3) que Jesus se lançasse do "pináculo" do Templo e fosse seguro pelos anjos para não cair (vs. 9-12).

O primeiro tipo de tentação lembra as provas que a geração do êxodo egípcio passou no deserto sob a liderança de Moisés, quando foram testados para confiarem na Divina Providência e não se desesperarem diante das situações.

No deserto, tendo jejuado durante os simbólicos quarenta dias (mesmo número de anos suportados pelos antigos israelitas), era natural que Jesus sentisse fome. No entanto, ele resistiu à tentação de ceder imediatamente aos seus impulsos e lidou com aquela dificuldade baseando-se num trecho do livro de Deuteronômio, capítulo 8, versículo 3, cujo texto completo e traduzido da versão hebraica, segundo João Ferreira de Almeida, seria este:

"Ele te humilhou, e te deixou ter fome, e te sustentou com o maná, que tu não conhecias, nem teus pais o conheciam, para te dar a entender que não só de pão viverá o homem, mas de tudo o que procede da boca do SENHOR viverá o homem" (ARA)

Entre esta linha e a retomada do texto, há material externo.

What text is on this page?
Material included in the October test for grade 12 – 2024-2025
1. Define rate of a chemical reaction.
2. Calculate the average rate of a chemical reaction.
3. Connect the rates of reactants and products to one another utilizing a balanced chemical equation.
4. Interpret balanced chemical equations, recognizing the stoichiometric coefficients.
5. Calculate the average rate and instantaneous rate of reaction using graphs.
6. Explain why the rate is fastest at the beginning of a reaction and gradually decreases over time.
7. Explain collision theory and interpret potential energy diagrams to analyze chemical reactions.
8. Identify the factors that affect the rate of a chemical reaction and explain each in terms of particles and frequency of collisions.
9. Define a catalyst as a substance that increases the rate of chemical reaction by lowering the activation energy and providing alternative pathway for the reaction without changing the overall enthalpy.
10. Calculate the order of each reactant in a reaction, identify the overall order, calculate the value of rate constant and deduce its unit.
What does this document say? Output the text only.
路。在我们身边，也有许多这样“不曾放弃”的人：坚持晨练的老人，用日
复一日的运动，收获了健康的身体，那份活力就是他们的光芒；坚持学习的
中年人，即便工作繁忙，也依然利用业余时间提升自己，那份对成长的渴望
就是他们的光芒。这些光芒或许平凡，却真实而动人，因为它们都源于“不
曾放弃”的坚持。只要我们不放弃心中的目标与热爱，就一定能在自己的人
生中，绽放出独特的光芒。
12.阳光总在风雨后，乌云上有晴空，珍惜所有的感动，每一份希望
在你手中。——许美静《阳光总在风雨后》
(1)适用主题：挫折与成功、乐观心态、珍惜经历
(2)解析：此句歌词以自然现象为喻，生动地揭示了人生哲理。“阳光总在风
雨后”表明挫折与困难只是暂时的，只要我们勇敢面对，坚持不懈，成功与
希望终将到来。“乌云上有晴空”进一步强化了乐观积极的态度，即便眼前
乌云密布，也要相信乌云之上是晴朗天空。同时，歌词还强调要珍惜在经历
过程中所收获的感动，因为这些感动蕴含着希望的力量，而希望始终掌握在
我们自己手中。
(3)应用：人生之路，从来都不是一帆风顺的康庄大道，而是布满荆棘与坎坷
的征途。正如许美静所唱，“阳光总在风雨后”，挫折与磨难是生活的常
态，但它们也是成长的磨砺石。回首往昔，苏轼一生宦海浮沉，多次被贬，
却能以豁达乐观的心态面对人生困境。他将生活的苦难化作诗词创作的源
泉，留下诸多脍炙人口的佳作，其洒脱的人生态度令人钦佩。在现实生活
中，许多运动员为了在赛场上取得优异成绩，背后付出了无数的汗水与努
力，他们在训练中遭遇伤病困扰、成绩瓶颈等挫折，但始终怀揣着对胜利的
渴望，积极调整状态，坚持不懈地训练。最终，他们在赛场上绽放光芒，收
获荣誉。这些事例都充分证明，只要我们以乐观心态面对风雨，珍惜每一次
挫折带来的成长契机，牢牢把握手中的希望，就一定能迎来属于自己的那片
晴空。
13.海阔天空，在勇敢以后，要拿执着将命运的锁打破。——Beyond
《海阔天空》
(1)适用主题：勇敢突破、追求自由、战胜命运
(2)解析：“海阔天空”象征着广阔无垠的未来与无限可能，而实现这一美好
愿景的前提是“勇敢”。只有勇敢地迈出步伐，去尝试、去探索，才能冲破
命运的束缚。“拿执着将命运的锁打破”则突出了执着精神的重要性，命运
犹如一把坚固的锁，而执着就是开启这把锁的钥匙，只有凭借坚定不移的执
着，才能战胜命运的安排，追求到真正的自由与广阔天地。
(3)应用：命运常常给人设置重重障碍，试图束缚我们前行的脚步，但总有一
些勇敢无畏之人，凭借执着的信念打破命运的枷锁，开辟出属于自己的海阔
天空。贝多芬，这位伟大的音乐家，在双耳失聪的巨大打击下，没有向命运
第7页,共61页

Ao passar pela falta de recursos, um líder precisa firmar-se nos ideais elevados que crê e resistir com firmeza mesmo tendo necessidades materiais.

Quantos políticos neste país não comprometem seus valores negociando posições para terem cargos públicos num governo qualquer afim de garantirem o sustento pessoal?

E quantos religiosos não fazem o mesmo dentro das instituições que pagam seus salários?!

Já a oferta de entregar "todos os reinos do mundo" seria um tremendo atalho enganoso. Isto me faz lembrar sobre a conquista do poder usando os velhos métodos manipuladores dos políticos que até hoje governam as nações. Para subirem na vida, eles não precisam conquistar a consciência das pessoas, pois basta enganá-las com falsas promessas, clientelismo e outras mentiras mais. Entendo que a adesão a essas práticas, de certa forma, equivale a prostrar-se em adoração a Satanás.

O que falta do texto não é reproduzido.